Trote, uma prática medieval que desafia as universidades
Instituições tentam implementar programas de "boas-vindas aos calouros", mas ainda falham em coibir agressões e humilhações
Nathalia Goulart
Calouro da USP de 1996 tenta "matar formiga no grito": ritual de passagem não pode descambar para violência e humilhação
Linha do tempo: os trotes violentos no Brasil, de 1831 a 2011
O trote é uma demonstração de que, a despeito de avanços inegáveis, o mundo não mudou tanto assim em quase 800 anos. Mantém no século XXI um tanto de século XIV. Prova disso é que o trote se mantém no calendário como uma atividade acadêmica regular: encerrada a fase de vestibulares, se inicia a de divulgação de listas de candidatos aprovados e explode a agressão e a humilhação dos novatos. Neste ano, por exemplo, uma tropa de veteranos da Universidade de Brasília (UnB) exibiu sua porção medieval ao obrigar calouras a simular sexo oral com uma linguiça envolta numa camisinha e embebida em leite condensado. Americanos e franceses, entre outros, também tem motivos para lamentar. Lá, como aqui, o trote persiste, preocupa e escapa do controle.

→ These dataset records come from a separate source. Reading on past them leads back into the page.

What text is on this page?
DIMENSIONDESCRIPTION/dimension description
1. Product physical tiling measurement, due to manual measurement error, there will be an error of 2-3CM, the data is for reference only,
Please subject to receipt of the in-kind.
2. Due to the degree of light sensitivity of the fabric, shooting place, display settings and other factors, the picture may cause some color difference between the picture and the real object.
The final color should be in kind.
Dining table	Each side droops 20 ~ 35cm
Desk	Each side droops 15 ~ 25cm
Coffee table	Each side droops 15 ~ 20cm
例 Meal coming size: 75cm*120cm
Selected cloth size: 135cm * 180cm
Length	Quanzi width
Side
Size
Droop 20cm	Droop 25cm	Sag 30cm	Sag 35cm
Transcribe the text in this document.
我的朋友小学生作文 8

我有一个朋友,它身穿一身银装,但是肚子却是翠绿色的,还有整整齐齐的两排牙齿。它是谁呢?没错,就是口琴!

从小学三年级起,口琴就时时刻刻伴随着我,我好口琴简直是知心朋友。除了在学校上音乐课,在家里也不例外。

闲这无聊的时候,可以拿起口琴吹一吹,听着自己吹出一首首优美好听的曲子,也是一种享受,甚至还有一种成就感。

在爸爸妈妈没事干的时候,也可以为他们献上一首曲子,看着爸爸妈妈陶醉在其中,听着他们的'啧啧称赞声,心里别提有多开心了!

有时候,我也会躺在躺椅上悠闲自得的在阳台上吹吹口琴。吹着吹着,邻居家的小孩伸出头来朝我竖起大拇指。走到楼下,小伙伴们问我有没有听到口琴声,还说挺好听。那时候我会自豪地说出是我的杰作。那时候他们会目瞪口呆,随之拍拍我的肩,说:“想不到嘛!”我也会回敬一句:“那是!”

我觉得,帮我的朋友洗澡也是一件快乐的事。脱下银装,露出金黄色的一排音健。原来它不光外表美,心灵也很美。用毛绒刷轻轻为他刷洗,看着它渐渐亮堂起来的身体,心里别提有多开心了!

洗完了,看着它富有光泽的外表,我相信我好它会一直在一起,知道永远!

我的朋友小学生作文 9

No centro do problema, estão as próprias universidades. A maioria das instituições proíbe o trote dentro de suas dependências – algumas já o fazem há cerca de 40 anos. Contudo, em geral, a fiscalização não é rigorosa, e as atividades envolvendo veteranos e calouros muitas vezes acontecem do lado de fora dos muros acadêmicos. "A universidade ainda não vê como sua tarefa coibir o trote", diz Antonio Ribeiro de Almeida Júnior, professor de sociologia da Escola Superior de Agricultura Luiz de Queiroz (Esalq-USP) e autor do livro Universidade, Preconceito e Trote. "A proibição por si só não funciona. É preciso punir aqueles que desrespeitam a norma. O problema é que normalmente as universidades se restringem a abrir inquéritos, mas ninguém é punido", afirma.
Mostrar aos algozes a face dura da lei foi a escolha da França. Desde 1998, está em vigor no país uma lei que criminaliza o trote violento. Os condenados podem pegar um ano de prisão e pagar multa de até 15.000 euros. Desde que o mecanismo entrou em vigor, os veteranos passaram a se comportar melhor, apontam estudos locais. As práticas humilhantes e violentas foram substituídas por uma jornada de integração dos novos alunos à instituição. Estudante de psicologia da École des Psychologues Praticiens, de Paris, Maria Elisa Serra passou pela experiência. "Foram promovidas festas, gincanas e atividades dentro da universidade. Foram dois dias divertidos e saudáveis", diz a brasileira. Alguma semelhança com a tradicional baderna por que passaram seus colegas no Brasil? "Nenhuma", ela responde.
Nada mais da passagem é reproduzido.